37. Method for diagnosis of a pathological condition involving cognitive impairment or a susceptibility to the condition in a subject, said method comprising the steps of: (a) determining the amount of polypeptide of SEQ ID NO: 3 or 4 in a sample from said subject; and (b) comparing the amount determined in step (a) with the amount of said polypeptide is a sample from a healthy individual; wherein the increase in the sample of said subject as compared to the healthy individual is indicative for the onset or presence of said pathological condition.

38. Method according to claim 36 or 37, wherein the pathological condition is Alzheimer's disease.

39. Use of a compound that inhibits the activity and/or the expression of a polypeptide according to SEQ ID NO:l or 2, in the manufacture of a medicament for the treatment of Alzheimer's Disease.

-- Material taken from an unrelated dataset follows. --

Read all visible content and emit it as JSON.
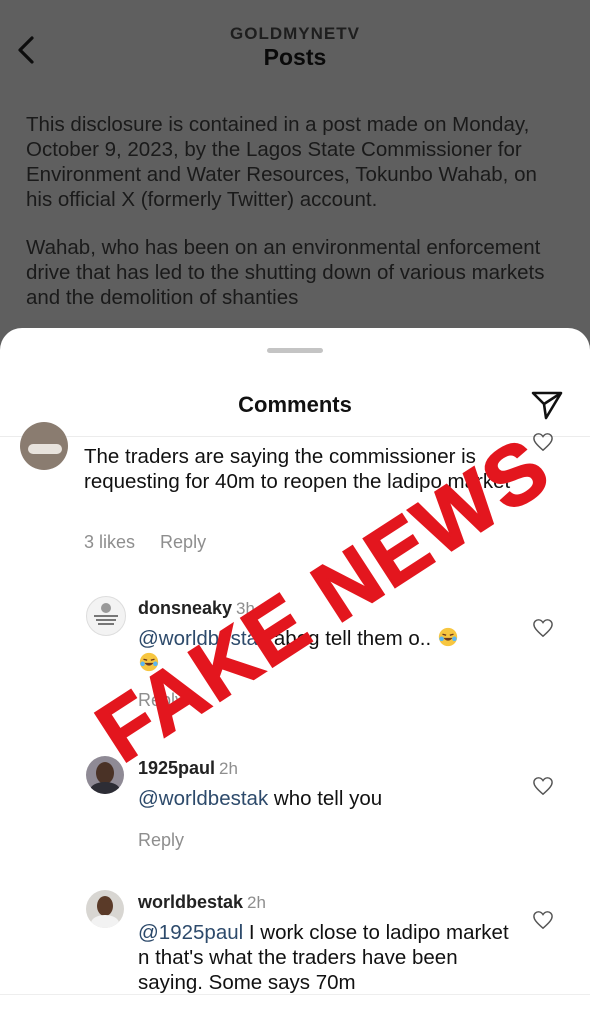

40. Use according to claim 39, wherein said compound is selected from the group consisting of: SHU9119, an Agouti peptide or protein, an Agouti-related peptide, Ro 27- 3225, Ro 27-4680, HS028, HS024, HS014, HS131, and any of the compounds as described in US 6,699,873, US 6,350,430 and US 6,693,165.

41. Use according to claim 39, wherein said compound is identified according to any one of the methods of claims 1-22.

42. Use according to claim 39, wherein said compound is any one of the isolated nucleic acid sequences of claims 23-25.

43. Use according to claim 39, wherein said compound is any one of the siRNA' s of claims 28-30.